Temeroso por su situación, el acusado Hugues Géraud envió a su compañero y amigo, el sacerdote Pierre de Salelle, a Montpellier a ver a un boticario para preparar veneno destinado al papa de Aviñón, Juan XXII. La muerte precipitada del papa, pensaba el conspirador, le permitiría escapar de una condena funesta.
Así pues, escogió sus armas: el veneno y el maleficio. Por esta época, un maleficio consistía en fabricar con cera una estatuilla con la efigie de la persona objetivo (una especie de vudú), sobre la cual se lanzaba una maldición que vinculaba a la víctima con su representación: si se perforaba la mano de la estatuilla, de inmediato el pobre modelo lo sufría terriblemente.
Si no fuera porque, en marzo de 1317 en una posada de Aviñón, la policía pontificia detuvo a dos personas de Toulouse. En una bolsa de tela que descubrieron entre sus pertenencias encontraron tres panes. Dentro de cada uno de los panes había una estatuilla de cera junto a sendos trozos de pergamino. En uno de ellos, una oración sacrílega en latín rezaba: “Que muera el papa Juan y ningún otro”; los otros iban dedicados a dos de sus cardenales principales.
Hugues Géraud lamentó amargamente su falta de discreción, que le llevó a prisión por perpetuidad. Sin embargo, el proceso se extendió hasta el mes de julio, cuando el acusado, exhausto, se rinde y confiesa todas sus fechorías. El canónigo Albe lo relata en un escrito truculento:
“Primero fueron a la calle des Carmes a comprar la cera a una viuda que comerciaba allí y llevaron esta cera a casa de un judío bautizado con el nombre de Bertrand Jourdain. Él les promete hacer tres imágenes a semejanza del papa y de los dos cardinales. Tres días después regresaron a tomar las estatuillas que Jourdain moldeó delante de ellos en moldes preparados con antelación. (…) Primero se abastecieron de sapos, lagartijas, colas de ratas, arañas, etc., y lo llevaron todo a un boticario cuya tienda estaba en la calle de la Chapelle d’Hugolin que se llamaba doctor Durand Laurant; le dijeron que lo quemara todo y lo redujera a polvo; luego le dieron la lista con las drogas.

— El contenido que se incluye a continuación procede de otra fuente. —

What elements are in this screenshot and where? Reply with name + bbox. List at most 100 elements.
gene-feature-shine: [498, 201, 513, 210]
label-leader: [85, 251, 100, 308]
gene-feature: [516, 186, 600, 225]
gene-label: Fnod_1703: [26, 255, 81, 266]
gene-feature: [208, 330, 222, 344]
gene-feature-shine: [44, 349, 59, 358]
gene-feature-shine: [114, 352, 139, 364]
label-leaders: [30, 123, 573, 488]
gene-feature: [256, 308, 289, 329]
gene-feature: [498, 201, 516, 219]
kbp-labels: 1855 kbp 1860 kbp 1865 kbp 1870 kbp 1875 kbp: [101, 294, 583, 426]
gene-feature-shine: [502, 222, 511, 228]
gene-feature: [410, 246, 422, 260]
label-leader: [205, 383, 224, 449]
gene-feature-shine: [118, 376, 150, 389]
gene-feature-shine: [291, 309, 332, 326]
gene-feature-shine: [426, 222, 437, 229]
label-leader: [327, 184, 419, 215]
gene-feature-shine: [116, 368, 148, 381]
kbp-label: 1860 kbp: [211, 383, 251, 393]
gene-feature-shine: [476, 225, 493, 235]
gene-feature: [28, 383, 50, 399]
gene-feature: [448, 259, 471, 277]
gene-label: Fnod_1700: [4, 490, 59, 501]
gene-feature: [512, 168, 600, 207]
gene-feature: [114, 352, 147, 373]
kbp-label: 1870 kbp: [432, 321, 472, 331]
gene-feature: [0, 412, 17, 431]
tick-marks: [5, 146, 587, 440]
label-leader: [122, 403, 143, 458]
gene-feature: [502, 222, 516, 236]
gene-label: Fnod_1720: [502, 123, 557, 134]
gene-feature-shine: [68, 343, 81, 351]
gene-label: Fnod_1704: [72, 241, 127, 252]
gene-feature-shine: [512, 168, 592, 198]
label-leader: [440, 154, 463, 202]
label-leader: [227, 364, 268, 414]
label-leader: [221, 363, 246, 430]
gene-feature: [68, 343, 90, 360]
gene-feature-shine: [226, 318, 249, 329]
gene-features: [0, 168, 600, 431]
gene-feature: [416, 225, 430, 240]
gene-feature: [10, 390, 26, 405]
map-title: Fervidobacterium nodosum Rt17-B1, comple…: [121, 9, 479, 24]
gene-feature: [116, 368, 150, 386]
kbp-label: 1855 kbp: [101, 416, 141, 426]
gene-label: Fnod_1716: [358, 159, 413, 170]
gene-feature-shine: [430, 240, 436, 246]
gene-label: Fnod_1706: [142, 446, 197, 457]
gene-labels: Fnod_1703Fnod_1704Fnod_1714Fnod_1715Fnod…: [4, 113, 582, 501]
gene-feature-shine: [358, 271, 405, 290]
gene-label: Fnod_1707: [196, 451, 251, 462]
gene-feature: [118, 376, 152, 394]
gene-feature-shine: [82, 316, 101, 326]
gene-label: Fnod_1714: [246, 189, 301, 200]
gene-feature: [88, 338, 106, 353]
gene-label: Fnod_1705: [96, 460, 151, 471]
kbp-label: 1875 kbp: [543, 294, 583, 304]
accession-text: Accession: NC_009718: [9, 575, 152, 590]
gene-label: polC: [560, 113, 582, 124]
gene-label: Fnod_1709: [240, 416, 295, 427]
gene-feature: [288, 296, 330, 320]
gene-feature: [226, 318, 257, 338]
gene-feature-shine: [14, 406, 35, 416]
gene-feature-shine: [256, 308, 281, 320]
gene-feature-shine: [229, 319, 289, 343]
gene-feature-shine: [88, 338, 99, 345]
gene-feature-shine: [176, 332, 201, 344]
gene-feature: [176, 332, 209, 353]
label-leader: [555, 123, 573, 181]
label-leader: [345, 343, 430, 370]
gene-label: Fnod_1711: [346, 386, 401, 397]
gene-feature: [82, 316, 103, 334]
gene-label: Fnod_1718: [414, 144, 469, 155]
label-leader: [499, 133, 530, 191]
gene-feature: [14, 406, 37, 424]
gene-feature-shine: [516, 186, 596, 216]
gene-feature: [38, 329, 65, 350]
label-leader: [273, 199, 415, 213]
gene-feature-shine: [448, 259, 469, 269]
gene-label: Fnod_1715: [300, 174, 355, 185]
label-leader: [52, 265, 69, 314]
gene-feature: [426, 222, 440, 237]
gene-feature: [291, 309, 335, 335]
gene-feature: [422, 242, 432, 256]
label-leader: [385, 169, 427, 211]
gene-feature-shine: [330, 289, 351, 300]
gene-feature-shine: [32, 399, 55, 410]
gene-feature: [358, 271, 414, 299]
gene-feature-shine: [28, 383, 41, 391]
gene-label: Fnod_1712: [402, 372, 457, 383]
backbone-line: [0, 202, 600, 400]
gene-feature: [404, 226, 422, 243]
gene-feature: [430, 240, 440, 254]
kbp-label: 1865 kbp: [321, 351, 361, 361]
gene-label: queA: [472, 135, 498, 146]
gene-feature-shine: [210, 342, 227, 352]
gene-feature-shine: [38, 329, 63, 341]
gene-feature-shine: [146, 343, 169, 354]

Incluía arsénico, un licor blanco y espeso, donde el arsénico se mezclaba con bilis de cerdo, mercurio, etc. Al día siguiente, el mismo Prudhomme fue con Guillaume d’Aubin a la Salade [barrio norte de Toulouse], lugar donde se encontraba la horca. Guillaume apoyó la escalera en la horca y Prudhomme subió a cortar una parte importante de la pierna de un ahorcado, a quien cortó también cabello y uñas. Añadieron a su colecta fúnebre la cuerda del ahorcado recogida del suelo y el rabo de un perro muerto encontrado a su regreso”.
A pesar de todo, el papa interrogó en persona al condenado buscando una pizca de arrepentimiento que le mereciera algún perdón: una pérdida de tiempo, sobre todo porque uno de los cardenales víctimas de la hechicería falleció misteriosamente durante el proceso. El Santo Padre no podía hacer nada más y, preocupado por hacer valer su autoridad durante el primer año de su pontificado, condenó al traidor a morir en la hoguera el 30 de agosto de 1317.